Sechs Routen sind mittlerweile in Vorbereitung, mit Startpunkten und Zwischenstationen aus allen Himmelsrichtungen, u.a. in Frankfurt, Offenbach, Gießen, Hammersbach, Gelnhausen, Rodenbach, Aschaffenburg, Kahl, Dudenhofen und Mühlheim. Auf der interaktiven Karte der Website Stern für Hanau lassen sich viele Abfahrtsorte, -zeiten und Kontaktadressen finden, um sich den Fahrrad- Demonstrationen nach Hanau anzuschließen.
Um 13.00 Uhr werden alle Rad-Gruppen auf dem Hanauer Freiheitsplatz zu einer gemeinsamen Kundgebung zusammenkommen. Hier werden insbesondere Angehörige und Überlebende zum aktuellen Stand bezüglich ihrer vier zentralen Forderungen nach „Erinnerung, Gerechtigkeit, Aufklärung und Konsequenzen“ informieren.

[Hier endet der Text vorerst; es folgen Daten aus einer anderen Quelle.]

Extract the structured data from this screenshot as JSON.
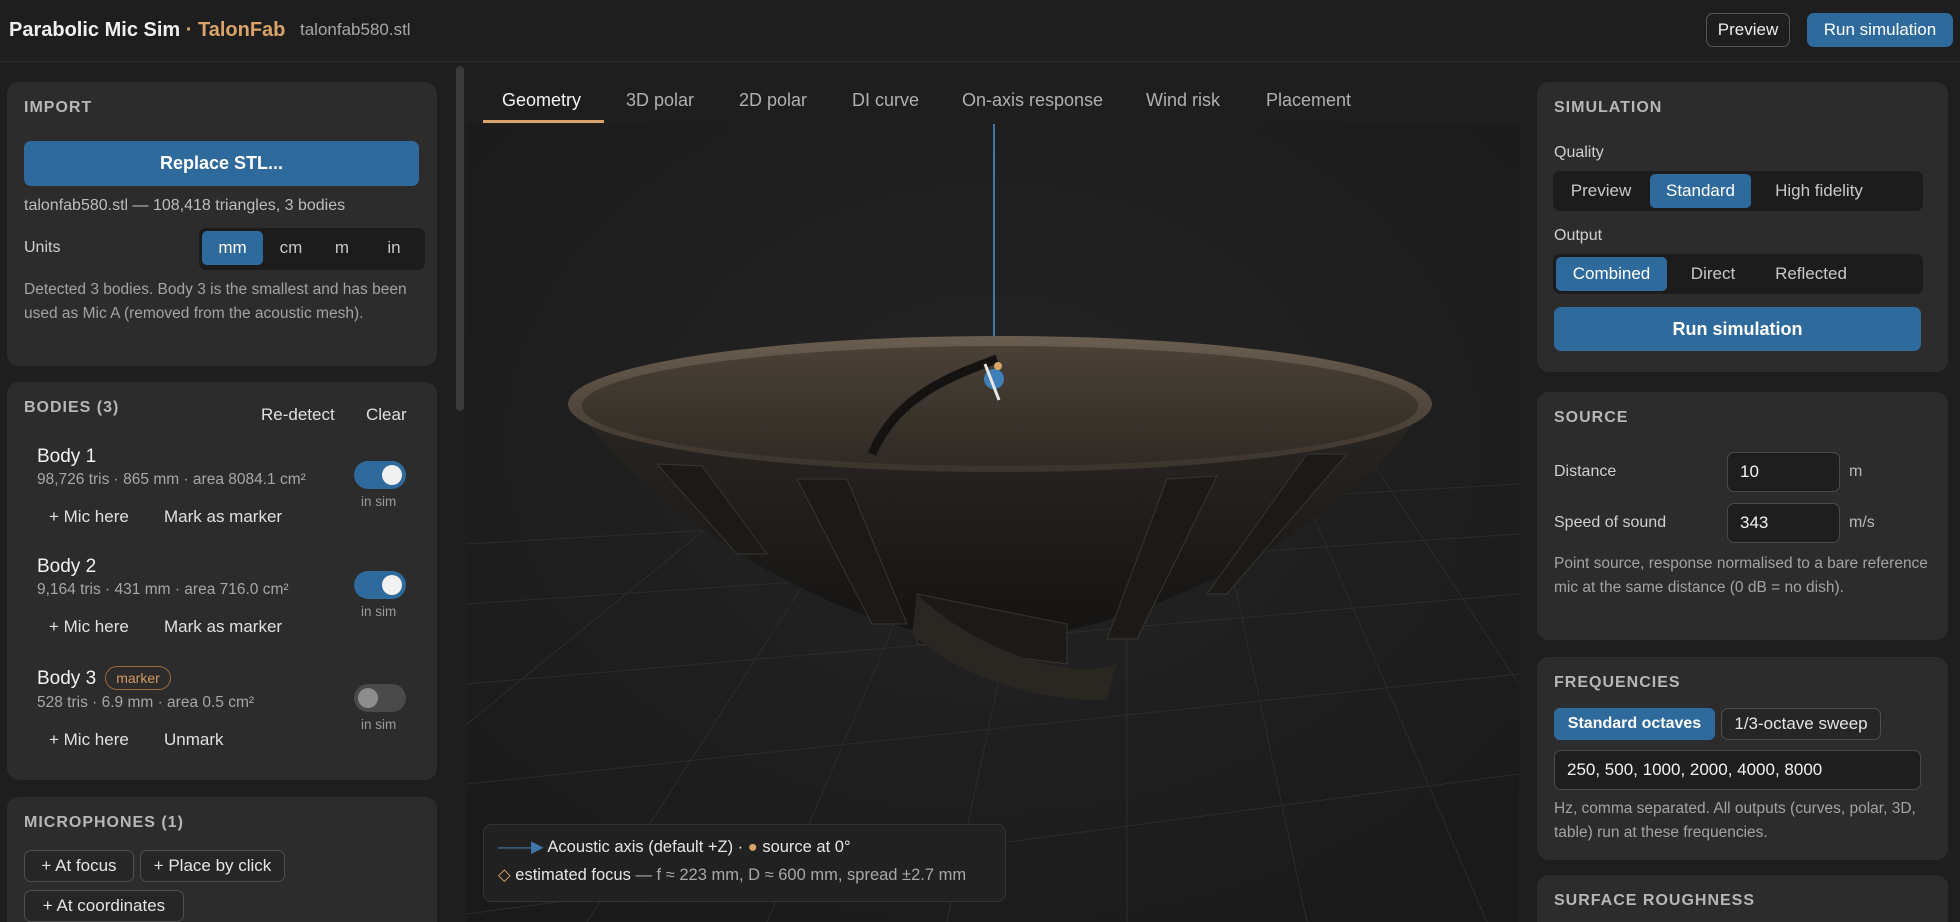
{
  "header": {
    "app_name": "Parabolic Mic Sim",
    "separator": "·",
    "company": "TalonFab",
    "filename": "talonfab580.stl",
    "preview_label": "Preview",
    "run_label": "Run simulation"
  },
  "import": {
    "title": "IMPORT",
    "replace_label": "Replace STL...",
    "file_info": "talonfab580.stl — 108,418 triangles, 3 bodies",
    "units_label": "Units",
    "units": [
      "mm",
      "cm",
      "m",
      "in"
    ],
    "units_selected": "mm",
    "note": "Detected 3 bodies. Body 3 is the smallest and has been used as Mic A (removed from the acoustic mesh)."
  },
  "bodies": {
    "title": "BODIES (3)",
    "redetect_label": "Re-detect",
    "clear_label": "Clear",
    "in_sim_label": "in sim",
    "items": [
      {
        "name": "Body 1",
        "meta": "98,726 tris · 865 mm · area 8084.1 cm²",
        "action1": "+ Mic here",
        "action2": "Mark as marker",
        "badge": "",
        "in_sim": true
      },
      {
        "name": "Body 2",
        "meta": "9,164 tris · 431 mm · area 716.0 cm²",
        "action1": "+ Mic here",
        "action2": "Mark as marker",
        "badge": "",
        "in_sim": true
      },
      {
        "name": "Body 3",
        "meta": "528 tris · 6.9 mm · area 0.5 cm²",
        "action1": "+ Mic here",
        "action2": "Unmark",
        "badge": "marker",
        "in_sim": false
      }
    ]
  },
  "microphones": {
    "title": "MICROPHONES (1)",
    "at_focus": "+ At focus",
    "place_by_click": "+ Place by click",
    "at_coordinates": "+ At coordinates"
  },
  "tabs": [
    "Geometry",
    "3D polar",
    "2D polar",
    "DI curve",
    "On-axis response",
    "Wind risk",
    "Placement"
  ],
  "active_tab": "Geometry",
  "legend": {
    "line1": "Acoustic axis (default +Z) · ",
    "line1b": "source at 0°",
    "line2_strong": "estimated focus",
    "line2_rest": " — f ≈ 223 mm, D ≈ 600 mm, spread ±2.7 mm"
  },
  "simulation": {
    "title": "SIMULATION",
    "quality_label": "Quality",
    "quality_options": [
      "Preview",
      "Standard",
      "High fidelity"
    ],
    "quality_selected": "Standard",
    "output_label": "Output",
    "output_options": [
      "Combined",
      "Direct",
      "Reflected"
    ],
    "output_selected": "Combined",
    "run_label": "Run simulation"
  },
  "source": {
    "title": "SOURCE",
    "distance_label": "Distance",
    "distance_value": "10",
    "distance_unit": "m",
    "speed_label": "Speed of sound",
    "speed_value": "343",
    "speed_unit": "m/s",
    "note": "Point source, response normalised to a bare reference mic at the same distance (0 dB = no dish)."
  },
  "frequencies": {
    "title": "FREQUENCIES",
    "mode_options": [
      "Standard octaves",
      "1/3-octave sweep"
    ],
    "mode_selected": "Standard octaves",
    "value": "250, 500, 1000, 2000, 4000, 8000",
    "note": "Hz, comma separated. All outputs (curves, polar, 3D, table) run at these frequencies."
  },
  "surface_roughness": {
    "title": "SURFACE ROUGHNESS"
  },
  "colors": {
    "accent": "#2f6a9c",
    "brand": "#d9a36a",
    "panel": "#2c2c2c",
    "background": "#1e1e1e"
  }
}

Die Initiative 19. Februar ruft alle Interessierten auf, sich an vielen Orten der Sternfahrt nach Hanau anzuschließen. Im „Laden“ der Initiative in der Krämerstraße 24 können Plakate und Flyer zur weiteren Mobilisierung abgeholt werden. Außerdem sind beide Grafiken als PDF zum Download auf der Website der Sternfahrt zu finden.